The code below imports our packages and the data we cleaned in the first guide. It also splits the data into a train and test set. We will train our models using the training set and will test its performance using the test set. We do this to simulate how the model will perform in the “real world”.
I will be setting the seed for the random generator so we can get the
same results each time I start a new R session and split the data. You
may or may not wish to do this in your work. I want to make sure we get
a roughly equal amount of each store in the split sets so I will take a
stratified sample to make the split (strata = store
).
library(tidyverse)
library(tidymodels)
library(GGally)
library(gvsu215)
library(car)
library(performance)
library(knitr)
library(kableExtra)
retail <- read_csv(here::here("data/retail_clean.csv"))
set.seed(52319)
retail_split <- initial_split(retail, prop = .8, strata = store)

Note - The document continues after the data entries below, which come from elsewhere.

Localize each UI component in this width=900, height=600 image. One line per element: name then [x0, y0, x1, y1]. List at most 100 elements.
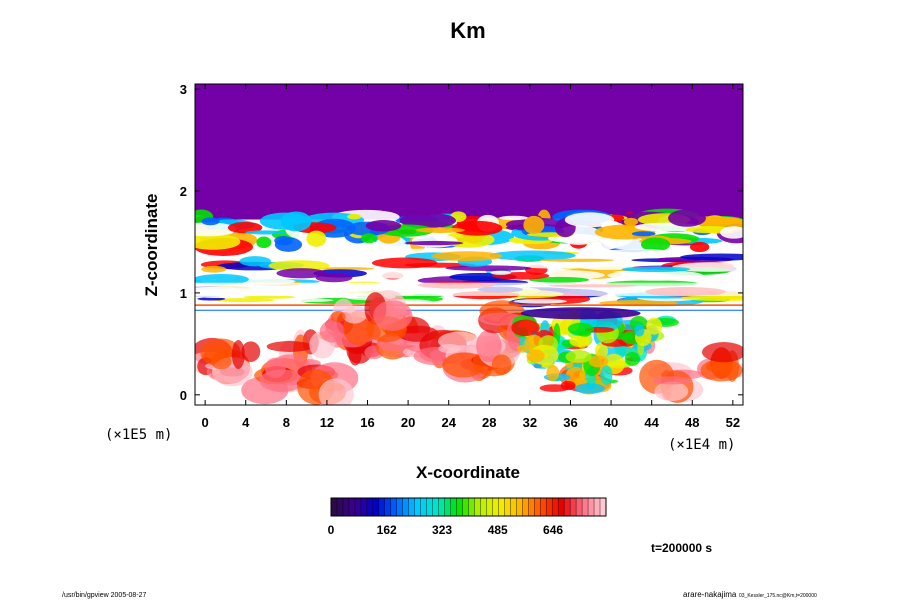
colorbar-cell [342, 498, 350, 516]
green-plume-blob [624, 352, 641, 366]
green-plume-blob [569, 335, 590, 347]
x-tick-label: 40 [604, 415, 618, 430]
plume-blob [211, 354, 232, 370]
green-plume-blob [634, 324, 645, 337]
contour-blob [399, 212, 457, 229]
plume-blob [373, 300, 413, 331]
contour-streak [576, 262, 638, 271]
contour-blob [347, 213, 362, 220]
contour-blob [360, 233, 377, 244]
green-plume-blob [574, 378, 588, 385]
colorbar-cell [486, 498, 493, 516]
plume-blob [491, 354, 512, 376]
plume-cap [520, 307, 641, 320]
green-plume-blob [546, 365, 560, 382]
green-plume-blob [595, 342, 609, 360]
x-tick-label: 48 [685, 415, 699, 430]
plot-area [195, 84, 743, 405]
contour-blob [668, 209, 706, 227]
plume-blob [241, 341, 261, 362]
contour-blob [523, 215, 545, 235]
contour-blob [591, 239, 620, 250]
contour-field [195, 84, 743, 405]
colorbar-cell [540, 498, 547, 516]
contour-blob [227, 221, 263, 234]
x-tick-label: 32 [523, 415, 537, 430]
colorbar-cell [510, 498, 517, 516]
colorbar-cell [402, 498, 410, 516]
colorbar-cell [450, 498, 458, 516]
colorbar-cell [331, 498, 338, 516]
plume-blob [330, 310, 346, 323]
contour-streak [213, 298, 275, 303]
contour-streak [239, 256, 271, 267]
plume-blob [319, 320, 345, 343]
colorbar-cell [474, 498, 481, 516]
contour-blob [280, 211, 312, 232]
y-tick-label: 0 [180, 388, 187, 403]
y-scale-label: (×1E5 m) [105, 427, 172, 443]
green-plume-blob [574, 383, 605, 394]
plume-blob [476, 329, 502, 363]
footer-left: /usr/bin/gpview 2005-08-27 [62, 592, 147, 599]
contour-blob [365, 220, 402, 232]
y-tick-label: 3 [180, 82, 187, 97]
x-tick-label: 24 [441, 415, 456, 430]
plot-frame [194, 83, 744, 406]
colorbar-cell [408, 498, 416, 516]
contour-blob [640, 237, 671, 252]
colorbar-tick-label: 646 [543, 523, 563, 537]
y-tick-label: 1 [180, 286, 187, 301]
colorbar-cell [588, 498, 595, 516]
colorbar-cell [534, 498, 541, 516]
contour-blob [245, 230, 286, 235]
colorbar-cell [552, 498, 559, 516]
x-tick-label: 28 [482, 415, 496, 430]
colorbar-cell [378, 498, 386, 516]
colorbar-cell [522, 498, 529, 516]
green-plume-blob [600, 365, 613, 385]
colorbar-cell [564, 498, 571, 516]
colorbar-cell [420, 498, 428, 516]
contour-streak [281, 298, 334, 303]
colorbar-cell [336, 498, 344, 516]
plume-blob [342, 305, 367, 324]
colorbar-cell [396, 498, 404, 516]
colorbar-cell [366, 498, 374, 516]
colorbar-cell [456, 498, 464, 516]
green-plume-blob [560, 380, 576, 391]
colorbar-cell [354, 498, 362, 516]
contour-streak [201, 265, 227, 273]
x-tick-label: 0 [202, 415, 209, 430]
green-plume-blob [526, 349, 545, 363]
contour-blob [195, 233, 241, 250]
x-tick-label: 16 [360, 415, 374, 430]
x-axis-label: X-coordinate [416, 463, 520, 482]
plume-blob [318, 378, 354, 405]
colorbar: 0 162 323 485 646 [328, 497, 607, 537]
colorbar-cell [576, 498, 583, 516]
time-label: t=200000 s [651, 541, 712, 555]
green-plume-blob [565, 350, 592, 364]
footer-right-user: arare-nakajima [683, 590, 737, 599]
contour-streak [489, 250, 576, 261]
colorbar-cell [384, 498, 392, 516]
plume-blob [701, 342, 743, 363]
colorbar-tick-label: 162 [377, 523, 397, 537]
contour-blob [631, 231, 656, 237]
colorbar-cell [516, 498, 523, 516]
contour-blob [415, 227, 465, 234]
contour-blob [451, 220, 503, 236]
contour-blob [201, 217, 220, 226]
colorbar-cell [390, 498, 398, 516]
contour-streak [243, 295, 296, 299]
colorbar-cell [348, 498, 356, 516]
contour-streak [490, 270, 512, 275]
x-tick-label: 36 [563, 415, 577, 430]
colorbar-cell [438, 498, 446, 516]
contour-streak [195, 273, 249, 285]
contour-streak [445, 265, 532, 271]
colorbar-tick-label: 485 [488, 523, 508, 537]
colorbar-cell [498, 498, 505, 516]
contour-blob [499, 215, 529, 221]
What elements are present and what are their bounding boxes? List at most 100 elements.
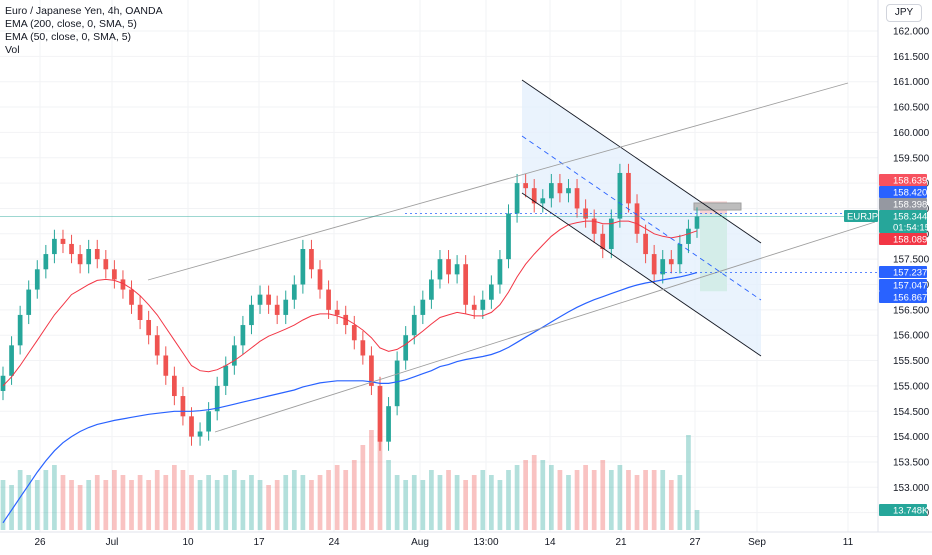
candle-body (360, 340, 366, 356)
legend-vol[interactable]: Vol (5, 44, 20, 56)
time-tick-label: Aug (411, 537, 429, 548)
volume-bar (600, 460, 606, 530)
volume-bar (617, 465, 623, 530)
time-tick-label: 13:00 (473, 537, 498, 548)
time-tick-label: 27 (689, 537, 701, 548)
rising-resistance-line (147, 82, 849, 281)
volume-bar (480, 470, 486, 530)
volume-bar (471, 475, 477, 530)
price-label-bg-countdown (879, 221, 927, 233)
volume-bar (86, 480, 92, 530)
candle-body (506, 213, 511, 260)
candle-body (420, 299, 426, 315)
volume-bar (411, 475, 417, 530)
candle-body (411, 314, 417, 336)
price-tick-label: 162.000 (893, 27, 930, 38)
volume-bar (514, 465, 520, 530)
candle-body (429, 279, 434, 300)
price-tick-label: 155.000 (893, 381, 930, 392)
price-label-bg-ema200 (879, 279, 927, 291)
price-label-bg-entry (879, 186, 927, 198)
price-tick-label: 159.500 (893, 153, 930, 164)
candle-body (43, 254, 49, 270)
volume-bar (686, 435, 691, 530)
price-label-bg-gray (879, 198, 927, 210)
legend-title[interactable]: Euro / Japanese Yen, 4h, OANDA (5, 5, 163, 17)
candle-body (214, 385, 220, 412)
volume-bar (257, 480, 263, 530)
candle-body (180, 396, 186, 417)
candle-body (608, 218, 614, 250)
volume-bar (172, 465, 177, 530)
volume-bar (52, 465, 57, 530)
volume-bar (489, 475, 494, 530)
candle-body (300, 249, 306, 285)
candle-body (531, 188, 537, 204)
volume-bar (189, 475, 194, 530)
candle-body (52, 238, 57, 255)
candle-body (291, 284, 297, 300)
candle-body (77, 254, 83, 265)
volume-bar (626, 470, 631, 530)
candle-body (120, 279, 126, 290)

train <- training(retail_split)
test <- testing(retail_split)
Alright! Now that we have that set, we’ll use the train
data for all the model creation and will only use the test
data when we are analyzing our models.
Although most of the processes for logistic regression will be the same as or very similar to SLR and MLR, there are a few key differences. The key piece is what our response variable looks like. Remember, for SLR and MLR, our response variable had to be continuous. But what if you want to predict a variable that isn’t continuous? Well, logistic regression may come to the rescue.
In order to get valid results from logistic regression, we must meet certain assumptions.
First, let’s decide what we want to predict. Again, we need a
variable that has two levels. We have two options:
customer_type
and gender
. I would like to
focus on customer type and see if we can predict the probability that a
certain customer is a member or not given information about their
transaction. Do members shop differently than non members? I am inclined
to say so.
We should also define our “base” level for customer type or which type we want to compare everything to. I am going to create a true binary variable for gender which takes on a value of 1 if a customer is a member and 0 if they are not. We also need to coerce this variable into an R factor in order for the code later on to work.
train <- train %>%
mutate(member = as.factor(ifelse(customer_type == "Member", 1, 0)))
test <- test %>%
mutate(member = as.factor(ifelse(customer_type == "Member", 1, 0)))
Technically, we can split up logistic regression into simple logistic regression (one predictor variable) and multiple logistic regression (more than one predictor variable). However, I am going to jump right into multiple logistic regression to create a more detailed model. As I did with MLR, I am going to start by choosing every variable that I think might play a role in predicting the gender of a customer and use the regression output to narrow things down.
I would like to start with:
store
gender
product_class
pay_method
rating
total
Before beginning, we should look at our variables to see if we need to apply any transformations or add any interaction variables.
train_subset <- train %>%
select(member, store, gender, product_class, pay_method, rating, total)
test_subset <- test %>%
select(member, store, gender, product_class, pay_method, rating, total)
ggpairs(train_subset) +
my_theme
My main observation here is that total
is skewed right
which is causing some outliers with the other variables. The values for
total
can also get quite large. If we’re not careful, these
large values could influence our results.
Here is that distribution up close:
train_subset %>%
ggplot(aes(total)) +
geom_histogram(binwidth = 20, color = "black", fill = "#099392") +
labs(x = "Total ($)",
y = "Count",
title = "Distribution of Transaction Totals") +
my_theme
Previously we used the log to help correct this. Let’s try something
different here and take the square root of total
to help
bring down those extreme values.
train_subset %>%
ggplot(aes(sqrt(total))) +
geom_histogram(color = "black", fill = "#099392") +
labs(x = "Total",
y = "Count",
title = "Distribution of the Square Root of Transaction Totals") +
my_theme